# Refinishing A Pistol



## Synthetic (May 10, 2007)

hi all, i have an old iver johnson .32 break open revolver that was given to me some years back. im looking to get it refinished in stainless steel again

does anyone know of some places that do good work?

anything will help
thank you

Anthony


----------



## Baldy (Jun 21, 2006)

You can't refinish a steel gun in Stainless Steel. You must mean that your gun is nickel plated. Most of them old Iver Johnsons are wall hangers and past their shooting times. Their only going for about $150.00 and would more than likely cost you more than that to refinish. Good luck if you try.
1893 Iver Johnson:


----------



## Synthetic (May 10, 2007)

ok thank you


----------



## Bob Wright (May 10, 2006)

If you're handy with tools you might consider re-finishing it yourself. This is the ideal platform to try it on.

I've refinished old IJ's with cold blue and gotten pretty good results. The original finish was really a "nickel wash" as opposed to nickel plating. Its not too hard to get down to bare metal and polish it. Then apply cold blue according to directions. It takes about three or four applications to get good results.

Parts needed are available from Numrich Gun Parts Corporation. You may have to take the frame to a shop to build up the frame lugs with weld metal. Makes a good educational project.

Bob Wright


----------



## Baldy (Jun 21, 2006)

Hey Bob what did you use for cold blue? I used some stuff called Blue Wonder and it did didn't do a very good job. I got a couple of old Rugers I am playing with and they both need bluing. Thanks Baldy.


----------



## Bob Wright (May 10, 2006)

*Cold Blue..........*

I used Birchwood Casey's Super Blue. The metal needs to be polished bright with emery cloth. After polishing with emery cloth, I polish it bright with Flitz metal polish. I use a disposable aluminum baking pan, from the super market, and fill it with lacquer thinner and bathe the part in that to degrease it.

I then apply the cold blue with a cotton swab or small brush. Let it dry as directed, flush with warm water and allow to dry. Buff with 4/0 steel wool or Scothbrite pad and blue again. Use about three applications. When dark as desired, buff and coat with boiled linseed oil and let set overnight. After about forty eight hours, wipe off the linseed oil and coat with gun oil or Three-In-One oil. My favorite is a blend of Three-In-One and motor oil, about 50/50 mix.
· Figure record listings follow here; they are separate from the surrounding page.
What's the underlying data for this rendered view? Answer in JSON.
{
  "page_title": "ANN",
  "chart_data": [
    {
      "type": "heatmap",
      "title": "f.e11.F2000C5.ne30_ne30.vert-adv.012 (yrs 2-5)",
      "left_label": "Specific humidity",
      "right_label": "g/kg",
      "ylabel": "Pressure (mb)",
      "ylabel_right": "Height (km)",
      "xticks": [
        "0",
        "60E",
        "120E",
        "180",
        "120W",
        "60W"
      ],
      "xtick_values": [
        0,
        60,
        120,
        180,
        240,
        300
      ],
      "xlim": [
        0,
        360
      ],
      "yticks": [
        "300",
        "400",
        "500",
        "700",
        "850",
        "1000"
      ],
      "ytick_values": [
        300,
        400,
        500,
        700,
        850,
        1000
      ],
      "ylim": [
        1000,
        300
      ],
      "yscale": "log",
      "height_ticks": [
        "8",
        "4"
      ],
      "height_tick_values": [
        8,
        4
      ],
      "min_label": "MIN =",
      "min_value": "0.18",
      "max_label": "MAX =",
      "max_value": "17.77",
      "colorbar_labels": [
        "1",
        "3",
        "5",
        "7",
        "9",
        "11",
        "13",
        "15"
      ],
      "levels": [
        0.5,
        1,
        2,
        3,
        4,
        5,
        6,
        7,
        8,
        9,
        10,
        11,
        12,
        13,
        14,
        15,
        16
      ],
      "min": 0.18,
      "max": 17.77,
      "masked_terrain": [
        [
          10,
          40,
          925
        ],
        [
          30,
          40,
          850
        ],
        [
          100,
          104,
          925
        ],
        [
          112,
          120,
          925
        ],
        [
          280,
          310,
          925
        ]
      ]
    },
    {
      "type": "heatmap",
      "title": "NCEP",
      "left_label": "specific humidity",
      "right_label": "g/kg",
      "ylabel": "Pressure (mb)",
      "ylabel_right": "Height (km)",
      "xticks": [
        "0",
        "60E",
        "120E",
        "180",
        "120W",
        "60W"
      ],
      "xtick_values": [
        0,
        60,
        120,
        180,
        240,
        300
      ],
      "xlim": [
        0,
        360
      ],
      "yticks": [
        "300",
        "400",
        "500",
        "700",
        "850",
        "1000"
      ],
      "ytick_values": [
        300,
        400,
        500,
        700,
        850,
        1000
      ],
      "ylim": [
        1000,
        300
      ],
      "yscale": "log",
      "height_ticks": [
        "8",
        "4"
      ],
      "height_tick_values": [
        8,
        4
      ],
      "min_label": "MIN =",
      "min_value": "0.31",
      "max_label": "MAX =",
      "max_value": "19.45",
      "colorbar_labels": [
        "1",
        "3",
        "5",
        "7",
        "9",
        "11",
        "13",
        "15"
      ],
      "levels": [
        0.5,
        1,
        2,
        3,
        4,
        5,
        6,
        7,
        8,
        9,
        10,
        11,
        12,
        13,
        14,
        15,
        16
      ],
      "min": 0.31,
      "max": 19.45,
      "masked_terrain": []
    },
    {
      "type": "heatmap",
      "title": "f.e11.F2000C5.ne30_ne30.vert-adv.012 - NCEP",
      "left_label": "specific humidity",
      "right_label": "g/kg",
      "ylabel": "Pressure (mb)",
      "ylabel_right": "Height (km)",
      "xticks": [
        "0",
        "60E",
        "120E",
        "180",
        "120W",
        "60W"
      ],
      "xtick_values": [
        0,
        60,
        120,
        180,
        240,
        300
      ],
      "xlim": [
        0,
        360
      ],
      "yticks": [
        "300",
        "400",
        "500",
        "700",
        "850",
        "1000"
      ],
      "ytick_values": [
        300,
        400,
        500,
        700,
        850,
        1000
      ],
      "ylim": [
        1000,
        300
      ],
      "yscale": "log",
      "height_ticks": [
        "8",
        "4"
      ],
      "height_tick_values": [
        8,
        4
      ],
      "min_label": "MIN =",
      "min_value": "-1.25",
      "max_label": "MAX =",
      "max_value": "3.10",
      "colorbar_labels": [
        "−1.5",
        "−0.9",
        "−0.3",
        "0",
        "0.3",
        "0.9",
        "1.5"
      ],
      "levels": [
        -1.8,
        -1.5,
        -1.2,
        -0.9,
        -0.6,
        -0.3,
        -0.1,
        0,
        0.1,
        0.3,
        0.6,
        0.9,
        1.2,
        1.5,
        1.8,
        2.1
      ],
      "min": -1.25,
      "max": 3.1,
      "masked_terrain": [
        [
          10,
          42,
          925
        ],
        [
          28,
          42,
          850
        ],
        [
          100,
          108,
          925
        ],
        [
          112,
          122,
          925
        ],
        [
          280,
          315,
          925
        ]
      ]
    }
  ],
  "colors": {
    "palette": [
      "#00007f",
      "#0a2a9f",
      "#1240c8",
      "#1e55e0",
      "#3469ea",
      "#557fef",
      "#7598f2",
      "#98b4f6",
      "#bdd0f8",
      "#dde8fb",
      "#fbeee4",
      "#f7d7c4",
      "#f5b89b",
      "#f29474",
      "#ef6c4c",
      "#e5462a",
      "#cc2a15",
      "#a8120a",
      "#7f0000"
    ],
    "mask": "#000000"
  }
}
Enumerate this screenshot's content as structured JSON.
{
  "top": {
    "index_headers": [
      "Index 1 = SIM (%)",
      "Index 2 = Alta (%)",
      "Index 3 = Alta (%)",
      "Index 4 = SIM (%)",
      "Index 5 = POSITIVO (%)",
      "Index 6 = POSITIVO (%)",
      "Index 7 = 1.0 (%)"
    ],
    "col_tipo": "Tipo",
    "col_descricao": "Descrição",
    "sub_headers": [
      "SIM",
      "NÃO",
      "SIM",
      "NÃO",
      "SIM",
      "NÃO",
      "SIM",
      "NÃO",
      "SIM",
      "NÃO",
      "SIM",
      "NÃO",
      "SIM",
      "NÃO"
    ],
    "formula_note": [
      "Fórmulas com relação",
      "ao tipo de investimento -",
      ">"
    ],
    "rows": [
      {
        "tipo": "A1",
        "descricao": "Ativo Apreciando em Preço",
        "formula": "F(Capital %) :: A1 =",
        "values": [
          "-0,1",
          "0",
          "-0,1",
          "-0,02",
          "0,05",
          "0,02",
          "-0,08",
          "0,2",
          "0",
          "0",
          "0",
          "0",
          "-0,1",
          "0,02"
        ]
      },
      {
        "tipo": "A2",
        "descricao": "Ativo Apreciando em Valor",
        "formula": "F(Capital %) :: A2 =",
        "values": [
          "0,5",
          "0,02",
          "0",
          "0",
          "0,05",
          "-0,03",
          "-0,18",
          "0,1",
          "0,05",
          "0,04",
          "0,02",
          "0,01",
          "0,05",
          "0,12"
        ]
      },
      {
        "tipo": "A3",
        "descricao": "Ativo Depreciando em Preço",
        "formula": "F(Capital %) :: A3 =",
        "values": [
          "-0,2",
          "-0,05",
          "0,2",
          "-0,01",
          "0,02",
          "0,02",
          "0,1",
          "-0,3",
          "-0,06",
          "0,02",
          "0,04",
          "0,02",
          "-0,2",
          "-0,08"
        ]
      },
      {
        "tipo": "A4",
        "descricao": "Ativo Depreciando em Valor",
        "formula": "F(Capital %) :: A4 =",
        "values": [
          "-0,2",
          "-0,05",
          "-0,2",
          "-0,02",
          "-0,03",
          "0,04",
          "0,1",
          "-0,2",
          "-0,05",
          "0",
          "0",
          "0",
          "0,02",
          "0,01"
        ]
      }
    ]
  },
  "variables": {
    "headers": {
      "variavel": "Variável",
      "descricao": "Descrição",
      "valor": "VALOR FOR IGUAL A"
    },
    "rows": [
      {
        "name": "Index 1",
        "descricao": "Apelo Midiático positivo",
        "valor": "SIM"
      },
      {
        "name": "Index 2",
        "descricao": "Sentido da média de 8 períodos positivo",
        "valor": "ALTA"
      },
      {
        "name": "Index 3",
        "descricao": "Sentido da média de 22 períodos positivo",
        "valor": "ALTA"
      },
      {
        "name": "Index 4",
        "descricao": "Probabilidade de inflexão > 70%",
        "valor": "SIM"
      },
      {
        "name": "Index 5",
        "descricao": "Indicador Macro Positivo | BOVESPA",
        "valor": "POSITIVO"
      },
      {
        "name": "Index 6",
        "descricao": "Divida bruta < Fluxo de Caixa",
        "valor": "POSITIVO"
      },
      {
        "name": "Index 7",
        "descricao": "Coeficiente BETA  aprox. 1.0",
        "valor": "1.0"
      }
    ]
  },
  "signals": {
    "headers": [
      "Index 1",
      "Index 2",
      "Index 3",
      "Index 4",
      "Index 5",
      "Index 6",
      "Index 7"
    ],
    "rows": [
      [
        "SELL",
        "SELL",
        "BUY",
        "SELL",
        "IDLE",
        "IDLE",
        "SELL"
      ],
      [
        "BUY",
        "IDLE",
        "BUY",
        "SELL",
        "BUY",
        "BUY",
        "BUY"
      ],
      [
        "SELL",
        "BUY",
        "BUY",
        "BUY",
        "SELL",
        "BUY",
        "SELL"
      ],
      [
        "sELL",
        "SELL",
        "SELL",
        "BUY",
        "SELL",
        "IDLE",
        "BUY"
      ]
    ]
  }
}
Again, this is not as durable as a gunsmith's hot blue, but works until the gun can be turned over to a 'smith.

Bob Wright


----------



## Baldy (Jun 21, 2006)

Thanks Bob as I got these two old Rugers that I am going to work over. I am going to send the one back to the factory and get it done right but I want to play with the other one. I already took it apart and cleaned it and put it back together. It still goes bang and the trigger is now smooth as silk. It was full of a bunch of gunk and old burnt powder. Thanks again.


----------